Pantalone’s memories of Dottore flood in, more vivid than ever before. More painful, too, a permanent stake in his heart, clogging his lungs far worse than his smoking habits ever did. In the past, each interaction seemed to be covered in a haze– perhaps an effect of the pipe he’d nurse near constantly, his office often smoked to hell whenever the doctor dropped by.

 

Zandik’s nose would wrinkle, disdainful glare piercing Pantalone even through the mask. He’d make a long-suffering remark or two– How is it that inventing your immortality is easier than getting you to quit wrecking your lungs?– and he’d quip back– then grow me a new pair, if you are so concerned!

 

He’d really gone and done it, the buffoon. Taken some fibers from his own lungs, cultivated it in Pantalone’s blood, grew it out until it became his new breath. Zandik did the same with his liver, much later in life, and again with a section of stomach.

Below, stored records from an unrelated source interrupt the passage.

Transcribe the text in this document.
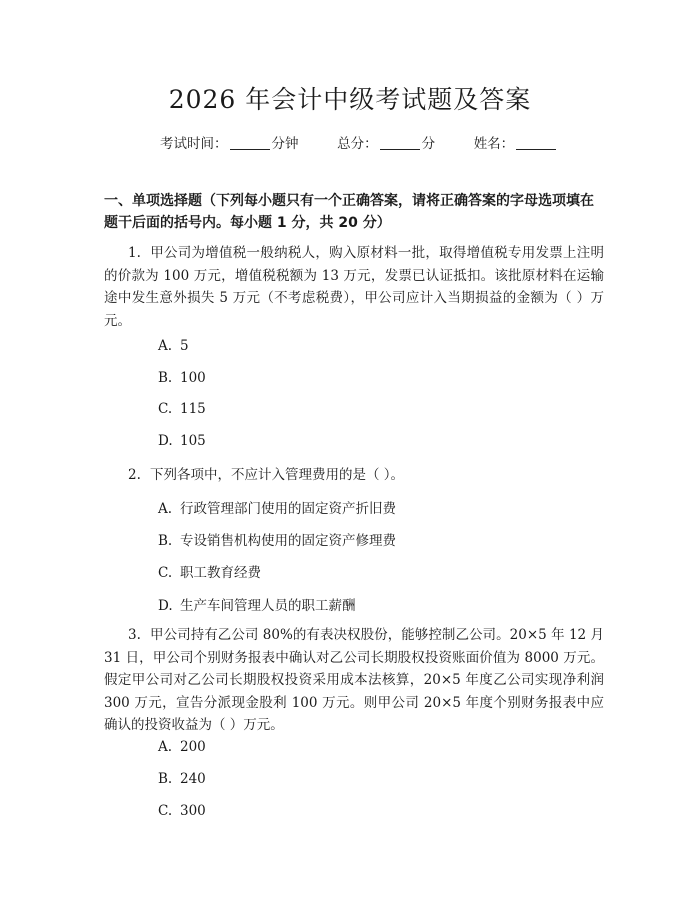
2026 年会计中级考试题及答案
考试时间：	分钟	总分：	分	姓名：
一、单项选择题（下列每小题只有一个正确答案，请将正确答案的字母选项填在题干后面的括号内。每小题 1 分，共 20 分）
1. 甲公司为增值税一般纳税人，购入原材料一批，取得增值税专用发票上注明的价款为 100 万元，增值税税额为 13 万元，发票已认证抵扣。该批原材料在运输途中发生意外损失 5 万元（不考虑税费），甲公司应计入当期损益的金额为（ ）万元。
A. 5
B. 100
C. 115
D. 105
2. 下列各项中，不应计入管理费用的是（ ）。
A. 行政管理部门使用的固定资产折旧费
B. 专设销售机构使用的固定资产修理费
C. 职工教育经费
D. 生产车间管理人员的职工薪酬
3. 甲公司持有乙公司 80%的有表决权股份，能够控制乙公司。20×5 年 12 月 31 日，甲公司个别财务报表中确认对乙公司长期股权投资账面价值为 8000 万元。假定甲公司对乙公司长期股权投资采用成本法核算，20×5 年度乙公司实现净利润 300 万元，宣告分派现金股利 100 万元。则甲公司 20×5 年度个别财务报表中应确认的投资收益为（ ）万元。
A. 200
B. 240
C. 300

In proper Zandik fashion, he’d excused it all on the basis of convenience. It was easier to grow a compatible organ for themselves, than try and find a decent donor.

 

He is an Eve.

 

Pantalone presses his good palm to his chest, fingers digging into his sternum, breath coming out in puffs of air. He fights it. He will not cry for someone who has forgotten him. The full force of this realization knocks at his sanity. Zandik– his Zandik– must have done something, warped reality, transported him to another dimension, given him more time. But in doing so, he has sent Feofan there alone. An isolated journey, devoid of an entire livelihood.

 

Why? He wants to ask. Why set him up for misery, for something he neither wants nor can control, in a place where he is all but abandoned? He can acknowledge how foolish it is– suicide– but more foolish is Dottore’s faith in Pantalone’s will to live. He is still undeniably human, for he feels too much and all at once. It almost makes him want to give up again– achieve true peace.

 

He has achieved all he desired in Teyvat. Nothing remains– no unfinished business, no reconcilable regrets, no attachments.

 

But Pantalone is nothing if not an ambitious man. Even in his astute misery, this holds true. The stained roof tiles dance in his terrible vision, and a hilarious thought comes to mind.

 

Perhaps, in this experiment, Zandik wants to see if I will do the chasing?